The state of things is that many of the systems that Michael J. Behe in Darwins Black Box claimed were irreducibly complex have been shown beyond scientific doubt to not be irreducibly complex. That includes the blood clotting cascade, the flagellum, eyes, and most recently there is now a lot of buzz about a soon-to-be famous experiment by Lincoln and Joyce, who in an experiment with RNA have shown one possible way that non-living enzymes could use monomers to make copies of themselves for as long as they shall live. That's admittedly only a few out of the many systems that could be posited to be designed. But it's a very good start. We are on our way to falsify the claim that there are any systems that are irreducibly complex, and thus we tentatively conclude that there is no system that is designed.
Thus (and thank you for reading this far) I don't see any problem calling intelligent design a scientific theory. It's a failed scientific theory, though. None of it's claim have so far held up. I predict that some years hence it will have no serious adherents anymore, by which I mean scientists who are not hellbent on a God Proof. There are those around, I am aware. Those who will not face the facts, and who dismiss evidence when it flies in their faces. Science - this wonderful endeavor for knowledge - has no need for people like that.
Lastly, I would like to caution those who too readily dismiss scientific claims because those who claim them are religious people out to prove their foregone conclusions.
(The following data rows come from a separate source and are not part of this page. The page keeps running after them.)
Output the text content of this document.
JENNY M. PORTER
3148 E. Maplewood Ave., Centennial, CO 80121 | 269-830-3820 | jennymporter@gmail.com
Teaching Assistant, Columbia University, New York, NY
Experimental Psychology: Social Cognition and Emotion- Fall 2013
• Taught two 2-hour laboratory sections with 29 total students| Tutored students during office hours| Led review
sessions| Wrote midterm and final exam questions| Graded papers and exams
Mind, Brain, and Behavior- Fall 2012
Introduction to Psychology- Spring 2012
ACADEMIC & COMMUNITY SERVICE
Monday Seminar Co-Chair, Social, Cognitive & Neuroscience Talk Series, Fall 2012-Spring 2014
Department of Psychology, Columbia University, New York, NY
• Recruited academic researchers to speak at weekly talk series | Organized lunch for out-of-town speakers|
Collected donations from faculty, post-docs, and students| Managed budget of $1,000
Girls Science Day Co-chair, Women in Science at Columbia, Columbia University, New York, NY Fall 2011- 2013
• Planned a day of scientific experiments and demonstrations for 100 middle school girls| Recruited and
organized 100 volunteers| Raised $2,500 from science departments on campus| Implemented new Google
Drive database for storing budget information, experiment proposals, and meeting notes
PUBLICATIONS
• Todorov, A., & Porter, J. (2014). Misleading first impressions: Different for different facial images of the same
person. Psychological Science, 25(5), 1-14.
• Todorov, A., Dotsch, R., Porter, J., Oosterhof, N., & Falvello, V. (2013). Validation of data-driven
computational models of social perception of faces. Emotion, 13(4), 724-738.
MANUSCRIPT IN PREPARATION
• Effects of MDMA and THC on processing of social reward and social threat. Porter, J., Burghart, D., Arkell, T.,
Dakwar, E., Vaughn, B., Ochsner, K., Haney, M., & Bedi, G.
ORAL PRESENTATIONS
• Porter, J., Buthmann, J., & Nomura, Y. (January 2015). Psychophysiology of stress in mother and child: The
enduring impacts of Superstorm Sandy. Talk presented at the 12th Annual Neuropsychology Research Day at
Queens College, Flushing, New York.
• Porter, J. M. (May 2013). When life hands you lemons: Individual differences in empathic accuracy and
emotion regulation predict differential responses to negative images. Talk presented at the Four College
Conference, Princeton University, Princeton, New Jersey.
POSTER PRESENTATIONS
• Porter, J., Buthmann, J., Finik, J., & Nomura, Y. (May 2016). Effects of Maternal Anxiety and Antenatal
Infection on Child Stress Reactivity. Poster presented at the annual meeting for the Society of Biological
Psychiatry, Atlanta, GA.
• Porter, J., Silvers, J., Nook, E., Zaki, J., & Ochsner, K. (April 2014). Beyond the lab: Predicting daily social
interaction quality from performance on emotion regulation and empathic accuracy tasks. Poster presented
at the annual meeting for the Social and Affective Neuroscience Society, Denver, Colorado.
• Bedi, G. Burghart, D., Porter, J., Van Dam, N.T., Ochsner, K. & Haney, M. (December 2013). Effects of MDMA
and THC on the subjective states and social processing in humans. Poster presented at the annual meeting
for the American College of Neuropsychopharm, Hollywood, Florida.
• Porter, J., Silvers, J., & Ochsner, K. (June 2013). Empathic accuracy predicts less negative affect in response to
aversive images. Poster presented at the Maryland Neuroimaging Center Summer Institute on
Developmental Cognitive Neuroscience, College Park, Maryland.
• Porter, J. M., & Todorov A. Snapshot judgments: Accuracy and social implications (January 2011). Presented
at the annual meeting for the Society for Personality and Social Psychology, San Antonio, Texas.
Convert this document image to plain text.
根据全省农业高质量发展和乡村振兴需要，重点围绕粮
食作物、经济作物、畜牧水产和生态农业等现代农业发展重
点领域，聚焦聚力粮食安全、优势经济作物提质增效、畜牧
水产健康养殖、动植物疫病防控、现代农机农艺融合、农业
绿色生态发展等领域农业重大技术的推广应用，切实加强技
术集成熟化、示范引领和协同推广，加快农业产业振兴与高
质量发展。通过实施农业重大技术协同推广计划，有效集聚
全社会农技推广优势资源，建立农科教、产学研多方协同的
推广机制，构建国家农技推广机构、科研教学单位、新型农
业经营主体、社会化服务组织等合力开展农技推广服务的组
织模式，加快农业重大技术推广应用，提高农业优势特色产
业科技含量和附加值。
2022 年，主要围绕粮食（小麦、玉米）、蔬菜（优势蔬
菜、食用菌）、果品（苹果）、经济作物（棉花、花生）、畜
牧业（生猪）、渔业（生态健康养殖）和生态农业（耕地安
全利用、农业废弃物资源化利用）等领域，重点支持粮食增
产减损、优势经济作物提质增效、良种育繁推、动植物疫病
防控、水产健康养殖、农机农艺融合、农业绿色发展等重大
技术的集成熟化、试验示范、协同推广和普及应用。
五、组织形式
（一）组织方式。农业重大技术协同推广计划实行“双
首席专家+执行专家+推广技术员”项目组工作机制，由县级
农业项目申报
While such a predisposition toward a religious agenda certainly does not shine a fair light in search for knowledge, it also does not devastate it. In fact, recall that many famous and revered scientists were not just religious, but also out to prove the existence of God through examining his wonderful creation. In other words, the origin of intelligent design may be one of creationism (okay, it is), but Tycho Brahe did not observe the heavens, laying the foundation of Kepler's laws, leading to Newton's laws, et cetera, et cetera, because he was interested in nature. He did it because the Danish King at the time commissioned him to make precise observations of the planets so accurate horoscopes could be constructed. No one in their right mind would dismiss that famous Dane's contribution to science because his motives were astrological.
Update 6/15/2009: I realize now hat I have been conflating Intelligent Design and irredicible complexity. Apologies. I no longer stand by the previous statements that ID is scientific, but only that IC is a scientific hypothesis.